The economists I’ve been reading in the past couple of days point out that Paulson would be buying the bad debts not at market price but at an above-market price.  He won’t say this publicly, but privately he has admitted it.

What’s going on here?  Is public money simply to be used to prop up big businesses that fail, with no accountability to the voters and taxpayers?  I’m no economist, but I know a bad deal when I see one.

During the weekend, by the way, John McCain said that he stands by his efforts in the late 90s to deregulate financial institutions, even when it was pointed out to him that deregulation was implicated in the present collapse.  Let us liberals remember too that this deregulation came when Clinton was still president.  He and Robert Rubin loved the idea.  I’ve praised this pair for coming up with a balanced budget, a $5 trillion surplus, eight years of unprecedented prosperity, a lowering of the federal deficit, and so on.  But they bought into the ideology that all regulation is bad.  And where was Robert Rubin when Citigroup was buying up tons of bad mortgage debt?

Never-the-less.  The country cannot afford another Republican president.   McCain wants to continue the Bush tax cuts–make them bigger, actually–and “appoint a commission” to see what happened to bring down the financial system.  Isn’t this the guy who was the head of the Senate Commerce Committee?  What exactly did he do on that committee?
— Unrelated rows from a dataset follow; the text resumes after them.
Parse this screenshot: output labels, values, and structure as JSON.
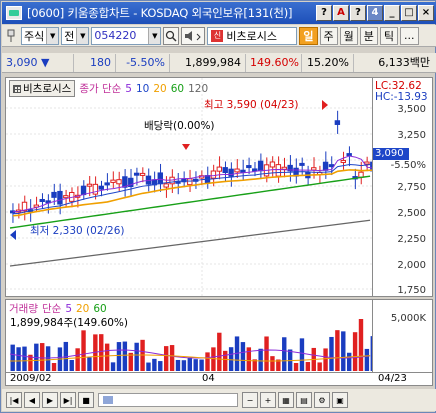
{
  "window": {
    "title": "[0600] 키움종합차트 - KOSDAQ 외국인보유[131(천)]",
    "buttons": [
      "?",
      "A",
      "?",
      "4",
      "_",
      "□",
      "×"
    ]
  },
  "toolbar": {
    "market": "주식",
    "prev_label": "전",
    "code": "054220",
    "stock_name": "비츠로시스",
    "btn_day": "일",
    "btn_week": "주",
    "btn_month": "월",
    "btn_minute": "분",
    "btn_tick": "틱",
    "btn_more": "..."
  },
  "quote": {
    "price": "3,090",
    "change_arrow": "▼",
    "change": "180",
    "change_pct": "-5.50%",
    "volume": "1,899,984",
    "volume_ratio": "149.60%",
    "turnover": "15.20%",
    "amount": "6,133백만"
  },
  "price_panel": {
    "name_chip": "비츠로시스",
    "legend_label": "종가 단순",
    "ma": [
      "5",
      "10",
      "20",
      "60",
      "120"
    ],
    "lc": "LC:32.62",
    "hc": "HC:-13.93",
    "high_annotation": "최고 3,590 (04/23)",
    "low_annotation": "최저 2,330 (02/26)",
    "dividend_annotation": "배당락(0.00%)",
    "current_price_box": "3,090",
    "current_pct": "-5.50%",
    "y_ticks": [
      "3,500",
      "3,250",
      "3,000",
      "2,750",
      "2,500",
      "2,250",
      "2,000",
      "1,750"
    ]
  },
  "volume_panel": {
    "legend_label": "거래량",
    "legend_ma_label": "단순",
    "ma": [
      "5",
      "20",
      "60"
    ],
    "value_annotation": "1,899,984주(149.60%)",
    "y_tick": "5,000K"
  },
  "x_axis": {
    "labels": [
      "2009/02",
      "04",
      "04/23"
    ]
  },
  "colors": {
    "up": "#e02020",
    "down": "#1a3dc0",
    "ma5": "#8b2bd9",
    "ma10": "#1e46c8",
    "ma20": "#f0a000",
    "ma60": "#18a018",
    "ma120": "#666666"
  }
}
The markets have reacted to Paulson’s proposed fix by dropping again.  I knew more bad news was coming, and so did you, but we never think it’s going to be as bad as it is, do we?

Read Paul Krugman of the New York Times.  Go to nytimes.com/blogs.  And read his column in the daily papers.  Years ago he began telling his readers what would happen with the housing market.  Every single thing he worried about has come true.